After bogeys on both the 8th and 9th, Woods sent his drive at the 10th flying into the long grass. With the help of dozens of spectators two balls were found but neither was the one they were looking and he was forced to mark his card with a double bogey six.
The situation was not totally desperate at that stage with the American then only four over -- right on the projected cut mark.
But a bogey on the 12th, where his drive ended in a fairway bunker, was followed by a second double bogey on the 13th.
The best golfer on the planet watched in disbelief as his chip failed to make it up the slope on the back edge of the green and rolled all the way back down. Woods then hit a poor approach putt and was unable to hole out from 15 feet.

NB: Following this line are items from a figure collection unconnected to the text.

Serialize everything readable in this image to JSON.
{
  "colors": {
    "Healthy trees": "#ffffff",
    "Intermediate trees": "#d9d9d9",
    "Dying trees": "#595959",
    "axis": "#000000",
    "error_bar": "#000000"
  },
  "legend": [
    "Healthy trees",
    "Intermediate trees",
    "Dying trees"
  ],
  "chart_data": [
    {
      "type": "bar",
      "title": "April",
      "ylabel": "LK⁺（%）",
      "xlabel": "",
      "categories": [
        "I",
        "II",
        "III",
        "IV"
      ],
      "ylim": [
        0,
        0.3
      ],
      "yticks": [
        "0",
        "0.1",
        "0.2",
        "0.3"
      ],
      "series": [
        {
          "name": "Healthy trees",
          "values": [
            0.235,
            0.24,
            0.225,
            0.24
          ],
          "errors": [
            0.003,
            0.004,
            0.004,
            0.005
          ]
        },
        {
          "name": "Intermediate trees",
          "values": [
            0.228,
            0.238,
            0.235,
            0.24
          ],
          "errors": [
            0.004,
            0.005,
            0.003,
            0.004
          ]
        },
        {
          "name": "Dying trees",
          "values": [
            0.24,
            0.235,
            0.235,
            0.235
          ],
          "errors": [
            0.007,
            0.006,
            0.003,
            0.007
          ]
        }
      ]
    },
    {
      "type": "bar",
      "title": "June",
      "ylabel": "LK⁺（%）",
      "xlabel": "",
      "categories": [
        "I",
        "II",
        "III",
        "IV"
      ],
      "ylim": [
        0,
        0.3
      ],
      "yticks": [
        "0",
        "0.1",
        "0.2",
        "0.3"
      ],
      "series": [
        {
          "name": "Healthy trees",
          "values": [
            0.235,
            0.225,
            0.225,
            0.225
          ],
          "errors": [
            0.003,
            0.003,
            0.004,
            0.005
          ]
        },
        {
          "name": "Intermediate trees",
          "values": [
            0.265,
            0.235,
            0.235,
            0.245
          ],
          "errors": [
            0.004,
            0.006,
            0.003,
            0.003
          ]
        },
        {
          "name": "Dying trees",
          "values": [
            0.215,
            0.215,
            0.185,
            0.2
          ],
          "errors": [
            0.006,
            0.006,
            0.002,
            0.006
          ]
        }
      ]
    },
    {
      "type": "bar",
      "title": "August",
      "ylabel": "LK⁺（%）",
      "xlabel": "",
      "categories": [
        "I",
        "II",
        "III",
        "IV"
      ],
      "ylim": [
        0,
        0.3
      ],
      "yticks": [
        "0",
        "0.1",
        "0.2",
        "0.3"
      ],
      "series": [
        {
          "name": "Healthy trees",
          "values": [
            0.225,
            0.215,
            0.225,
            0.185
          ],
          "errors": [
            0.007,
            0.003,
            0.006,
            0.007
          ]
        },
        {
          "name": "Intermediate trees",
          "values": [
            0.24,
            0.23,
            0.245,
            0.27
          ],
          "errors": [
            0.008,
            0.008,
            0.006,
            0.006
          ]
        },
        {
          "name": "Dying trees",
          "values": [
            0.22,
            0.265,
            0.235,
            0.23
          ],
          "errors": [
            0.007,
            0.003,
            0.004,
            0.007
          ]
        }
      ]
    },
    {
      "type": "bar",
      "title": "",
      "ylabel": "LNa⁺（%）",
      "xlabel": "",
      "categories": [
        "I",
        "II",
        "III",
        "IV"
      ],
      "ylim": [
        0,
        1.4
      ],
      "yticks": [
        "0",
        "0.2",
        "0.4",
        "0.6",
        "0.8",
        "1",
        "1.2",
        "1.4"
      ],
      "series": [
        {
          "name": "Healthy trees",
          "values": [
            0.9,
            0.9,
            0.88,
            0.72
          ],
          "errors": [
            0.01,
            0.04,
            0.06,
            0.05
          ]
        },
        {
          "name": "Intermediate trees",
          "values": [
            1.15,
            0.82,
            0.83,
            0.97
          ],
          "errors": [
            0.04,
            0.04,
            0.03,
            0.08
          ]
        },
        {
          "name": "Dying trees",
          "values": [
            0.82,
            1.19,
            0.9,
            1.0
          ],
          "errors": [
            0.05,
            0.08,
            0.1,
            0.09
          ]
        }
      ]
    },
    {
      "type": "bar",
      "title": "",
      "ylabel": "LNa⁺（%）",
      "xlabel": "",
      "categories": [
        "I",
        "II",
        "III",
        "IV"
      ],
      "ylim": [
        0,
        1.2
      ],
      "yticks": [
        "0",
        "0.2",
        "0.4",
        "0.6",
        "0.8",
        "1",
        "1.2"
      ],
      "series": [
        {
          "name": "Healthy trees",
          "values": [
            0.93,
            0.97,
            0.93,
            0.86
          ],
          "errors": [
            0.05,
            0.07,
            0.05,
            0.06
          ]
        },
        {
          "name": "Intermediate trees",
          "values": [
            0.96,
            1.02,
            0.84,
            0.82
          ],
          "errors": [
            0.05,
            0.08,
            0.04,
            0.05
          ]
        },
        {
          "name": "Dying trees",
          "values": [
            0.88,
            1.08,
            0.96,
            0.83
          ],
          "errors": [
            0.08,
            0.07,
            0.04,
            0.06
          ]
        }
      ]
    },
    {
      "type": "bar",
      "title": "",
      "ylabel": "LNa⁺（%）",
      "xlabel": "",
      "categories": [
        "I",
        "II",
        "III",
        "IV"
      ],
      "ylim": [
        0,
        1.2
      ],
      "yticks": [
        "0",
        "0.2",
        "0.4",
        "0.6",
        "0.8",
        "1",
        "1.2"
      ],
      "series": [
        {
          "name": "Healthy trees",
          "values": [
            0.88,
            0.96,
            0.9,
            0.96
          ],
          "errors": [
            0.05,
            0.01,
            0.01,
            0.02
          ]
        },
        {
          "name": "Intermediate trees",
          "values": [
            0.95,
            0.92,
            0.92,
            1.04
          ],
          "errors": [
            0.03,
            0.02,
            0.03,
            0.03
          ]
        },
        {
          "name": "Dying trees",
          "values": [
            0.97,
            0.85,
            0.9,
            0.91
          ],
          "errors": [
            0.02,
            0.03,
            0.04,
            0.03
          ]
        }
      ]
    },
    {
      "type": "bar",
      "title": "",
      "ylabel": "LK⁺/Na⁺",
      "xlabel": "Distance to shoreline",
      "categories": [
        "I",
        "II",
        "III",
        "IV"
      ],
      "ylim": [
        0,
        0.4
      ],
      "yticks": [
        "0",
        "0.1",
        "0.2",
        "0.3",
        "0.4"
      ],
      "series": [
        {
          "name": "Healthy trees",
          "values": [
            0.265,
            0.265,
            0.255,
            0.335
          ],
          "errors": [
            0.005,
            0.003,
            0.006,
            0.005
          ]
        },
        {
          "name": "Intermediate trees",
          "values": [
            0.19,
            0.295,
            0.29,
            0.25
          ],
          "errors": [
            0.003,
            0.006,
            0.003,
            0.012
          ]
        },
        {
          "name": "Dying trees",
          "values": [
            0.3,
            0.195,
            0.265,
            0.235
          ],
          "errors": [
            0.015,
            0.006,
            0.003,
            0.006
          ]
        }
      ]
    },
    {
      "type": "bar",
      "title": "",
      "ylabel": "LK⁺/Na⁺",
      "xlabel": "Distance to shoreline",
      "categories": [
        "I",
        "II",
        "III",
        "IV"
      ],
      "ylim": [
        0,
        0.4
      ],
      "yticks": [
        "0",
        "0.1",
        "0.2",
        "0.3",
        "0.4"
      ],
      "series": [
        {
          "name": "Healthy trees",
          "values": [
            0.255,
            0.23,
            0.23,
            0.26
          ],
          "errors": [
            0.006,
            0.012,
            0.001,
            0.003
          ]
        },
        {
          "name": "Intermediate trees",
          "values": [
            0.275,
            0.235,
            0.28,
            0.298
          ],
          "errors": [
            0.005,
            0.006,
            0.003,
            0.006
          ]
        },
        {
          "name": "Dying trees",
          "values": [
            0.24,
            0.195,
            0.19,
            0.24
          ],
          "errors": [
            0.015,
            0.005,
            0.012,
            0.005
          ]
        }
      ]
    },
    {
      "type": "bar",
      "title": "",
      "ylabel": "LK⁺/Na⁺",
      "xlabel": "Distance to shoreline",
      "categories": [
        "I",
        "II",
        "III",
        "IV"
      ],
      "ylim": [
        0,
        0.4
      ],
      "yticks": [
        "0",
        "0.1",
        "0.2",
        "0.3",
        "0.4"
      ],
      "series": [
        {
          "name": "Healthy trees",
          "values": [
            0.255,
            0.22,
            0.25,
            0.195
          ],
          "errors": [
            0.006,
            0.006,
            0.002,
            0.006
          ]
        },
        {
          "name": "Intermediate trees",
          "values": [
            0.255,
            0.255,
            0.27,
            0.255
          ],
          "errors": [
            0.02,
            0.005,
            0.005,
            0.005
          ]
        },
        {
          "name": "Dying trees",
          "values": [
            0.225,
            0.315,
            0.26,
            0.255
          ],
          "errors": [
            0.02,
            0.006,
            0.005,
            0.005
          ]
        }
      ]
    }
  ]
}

A good approach to the 16th set up a 25-foot birdie putt which Woods holed to give himself a fighting chance of survival.
At the 17th, he had a lucky break when his second shot took a kindly bounce over the huge bunker at the front left of the green, the ball coming to rest just off the back edge, from where he was able to get up and down to get back to five over.
That meant a birdie at the last would enable him to squeeze into the last two rounds but a slightly over-hit approach meant he had to play a good chip to salvage a par that was just not good enough.